Freddie Mercury, Rami Malek insists, is very much a hero to him. "I learned so much from him," he says. "So much of his stage persona was shaped by a struggle to find his own identity. Harnessing that and then coming out and sharing it with an audience of thousands is quite heroic to me, because it sends the message that it's okay to be exactly who you are." For the actor, the appeal of the role was never the spectacle but the man beneath it: a young person of humble beginnings who felt out of place from an early age, self-conscious about his teeth, searching for his sexual identity and living a complex life. "It would be enough to destroy someone. But the fact that he overcame all of that to be exactly what he wanted to be, it's a story that I get emotional just thinking about."
The hardest day, he says, came first.
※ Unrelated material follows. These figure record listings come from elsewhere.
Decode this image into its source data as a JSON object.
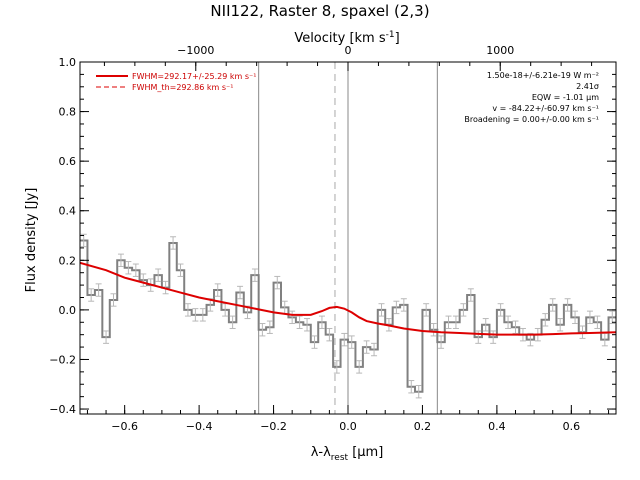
{
  "chart_data": {
    "type": "line",
    "title": "NII122, Raster 8, spaxel (2,3)",
    "xlabel": "λ-λ_rest [μm]",
    "xlabel_parts": {
      "base": "λ-λ",
      "sub": "rest",
      "unit": " [μm]"
    },
    "ylabel": "Flux density [Jy]",
    "top_axis_label": "Velocity [km s⁻¹]",
    "top_axis_label_parts": {
      "base": "Velocity [km s",
      "sup": "-1",
      "end": "]"
    },
    "xlim": [
      -0.72,
      0.72
    ],
    "ylim": [
      -0.42,
      1.0
    ],
    "x_ticks": [
      -0.6,
      -0.4,
      -0.2,
      0.0,
      0.2,
      0.4,
      0.6
    ],
    "x_tick_labels": [
      "−0.6",
      "−0.4",
      "−0.2",
      "0.0",
      "0.2",
      "0.4",
      "0.6"
    ],
    "y_ticks": [
      -0.4,
      -0.2,
      0.0,
      0.2,
      0.4,
      0.6,
      0.8,
      1.0
    ],
    "y_tick_labels": [
      "−0.4",
      "−0.2",
      "0.0",
      "0.2",
      "0.4",
      "0.6",
      "0.8",
      "1.0"
    ],
    "top_ticks_velocity": [
      -1000,
      0,
      1000
    ],
    "top_tick_labels": [
      "−1000",
      "0",
      "1000"
    ],
    "velocity_per_micron": 2445,
    "legend": [
      {
        "label": "FWHM=292.17+/-25.29 km s⁻¹",
        "style": "solid",
        "color": "#dd0000"
      },
      {
        "label": "FWHM_th=292.86 km s⁻¹",
        "style": "dashed",
        "color": "#dd0000"
      }
    ],
    "annotations": [
      "1.50e-18+/-6.21e-19 W m⁻²",
      "2.41σ",
      "EQW = -1.01 μm",
      "v = -84.22+/-60.97 km s⁻¹",
      "Broadening = 0.00+/-0.00 km s⁻¹"
    ],
    "vertical_lines": [
      {
        "x": -0.24,
        "style": "solid"
      },
      {
        "x": 0.0,
        "style": "solid"
      },
      {
        "x": 0.24,
        "style": "solid"
      },
      {
        "x": -0.035,
        "style": "dashed"
      }
    ],
    "series": [
      {
        "name": "spectrum",
        "style": "histogram",
        "color": "#808080",
        "x_step": 0.02,
        "x": [
          -0.72,
          -0.7,
          -0.68,
          -0.66,
          -0.64,
          -0.62,
          -0.6,
          -0.58,
          -0.56,
          -0.54,
          -0.52,
          -0.5,
          -0.48,
          -0.46,
          -0.44,
          -0.42,
          -0.4,
          -0.38,
          -0.36,
          -0.34,
          -0.32,
          -0.3,
          -0.28,
          -0.26,
          -0.24,
          -0.22,
          -0.2,
          -0.18,
          -0.16,
          -0.14,
          -0.12,
          -0.1,
          -0.08,
          -0.06,
          -0.04,
          -0.02,
          0.0,
          0.02,
          0.04,
          0.06,
          0.08,
          0.1,
          0.12,
          0.14,
          0.16,
          0.18,
          0.2,
          0.22,
          0.24,
          0.26,
          0.28,
          0.3,
          0.32,
          0.34,
          0.36,
          0.38,
          0.4,
          0.42,
          0.44,
          0.46,
          0.48,
          0.5,
          0.52,
          0.54,
          0.56,
          0.58,
          0.6,
          0.62,
          0.64,
          0.66,
          0.68,
          0.7
        ],
        "values": [
          0.28,
          0.06,
          0.08,
          -0.11,
          0.04,
          0.2,
          0.17,
          0.16,
          0.12,
          0.1,
          0.14,
          0.09,
          0.27,
          0.16,
          0.0,
          -0.02,
          -0.02,
          0.02,
          0.08,
          0.0,
          -0.05,
          0.07,
          -0.01,
          0.14,
          -0.08,
          -0.07,
          0.11,
          0.01,
          -0.03,
          -0.05,
          -0.06,
          -0.13,
          -0.05,
          -0.1,
          -0.23,
          -0.12,
          -0.13,
          -0.23,
          -0.15,
          -0.16,
          0.0,
          -0.06,
          0.01,
          0.02,
          -0.31,
          -0.33,
          0.0,
          -0.08,
          -0.13,
          -0.05,
          -0.05,
          0.0,
          0.06,
          -0.11,
          -0.06,
          -0.11,
          0.0,
          -0.05,
          -0.07,
          -0.1,
          -0.12,
          -0.1,
          -0.04,
          0.02,
          -0.06,
          0.02,
          -0.03,
          -0.09,
          -0.03,
          -0.05,
          -0.12,
          -0.03
        ],
        "error": 0.025
      },
      {
        "name": "fit",
        "style": "line",
        "color": "#dd0000",
        "x": [
          -0.72,
          -0.65,
          -0.6,
          -0.55,
          -0.5,
          -0.45,
          -0.4,
          -0.35,
          -0.3,
          -0.25,
          -0.2,
          -0.15,
          -0.1,
          -0.07,
          -0.05,
          -0.03,
          -0.01,
          0.01,
          0.03,
          0.05,
          0.08,
          0.1,
          0.15,
          0.2,
          0.25,
          0.3,
          0.35,
          0.4,
          0.45,
          0.5,
          0.55,
          0.6,
          0.65,
          0.72
        ],
        "values": [
          0.19,
          0.16,
          0.13,
          0.11,
          0.09,
          0.07,
          0.05,
          0.035,
          0.02,
          0.005,
          -0.01,
          -0.02,
          -0.02,
          -0.005,
          0.008,
          0.012,
          0.005,
          -0.01,
          -0.03,
          -0.045,
          -0.055,
          -0.06,
          -0.075,
          -0.085,
          -0.09,
          -0.093,
          -0.097,
          -0.1,
          -0.1,
          -0.1,
          -0.098,
          -0.095,
          -0.093,
          -0.09
        ]
      }
    ]
  }
}
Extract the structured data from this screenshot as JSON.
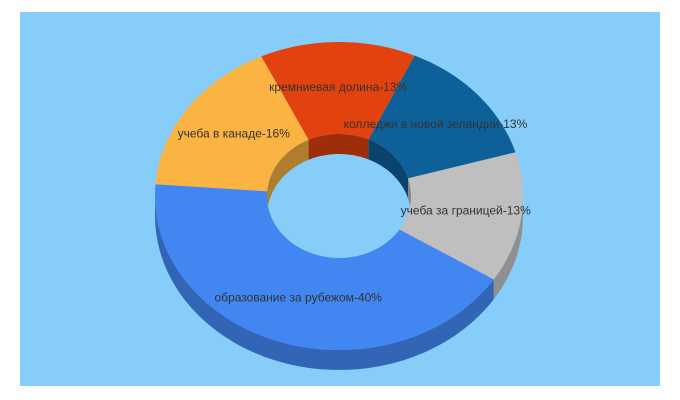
{
  "chart_data": {
    "type": "donut3d",
    "values": [
      13,
      13,
      13,
      40,
      16
    ],
    "value_labels": [
      "кремниевая долина-13%",
      "колледжи в новой зеландии-13%",
      "учеба за границей-13%",
      "образование за рубежом-40%",
      "учеба в канаде-16%"
    ],
    "colors": [
      "#e2420d",
      "#0e6099",
      "#bfbfbf",
      "#4286f2",
      "#fbb341"
    ],
    "background": "#87cdfa"
  }
}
The production shot the entire Live Aid concert at the very start, and Malek piled enormous pressure onto the performance. "I had to put so much emphasis on that. I was worried that if I didn't get that right, then I wouldn't get anything else right. Emulating Freddie Mercury in one of the greatest rock performances in history – it was a little daunting. It was one of those moments, sink or swim." By the sixth day of staging the concert, he realised it was adrenalin carrying him through, the same fuel he could now see spiking and ebbing when he watched the real footage.

Determined never to look insecure on camera, Malek paid out of his own pocket to fly to London before the film had even been green-lit, taking singing, dancing and piano lessons so he would not be caught on the back foot. "I had to sing at the top of my lungs, which was tough because I am not a singer," he admits. Much of his own voice was later replaced with Mercury's, "because I think that's what fans want to hear." He was equally wary of caricature, wanting instead to capture Mercury's playfulness, mischief and joy of living – a note reinforced by the singer's sister, who reminded him on set that her brother "was an extreme perfectionist, but he also knew how to have a good time."
Even the prosthetic teeth became a way into the character. They flew out more than once, including during a take of 'We Will Rock You' when he hit the microphone too hard, and again when he gasped while lifting a heavy suitcase. He never grew fully comfortable with them, and chose not to. "I wanted to relate to the sense of vulnerability he felt, having to cover them up throughout his life," he says, noting that even in his final interview Mercury still shielded his mouth with his hands. Working alongside Mike Myers and the actors playing the band bred a genuine camaraderie and room for improvisation; it was Myers who ad-libbed the "funny angry lizard" line as Malek strode out in a white leather jacket. Asked what he would say if he could travel back to meet Mercury, the actor demurs. "I would be a fool to waste that time with the sound of my own voice. I'd just listen to what he has to say and be a fly on the wall."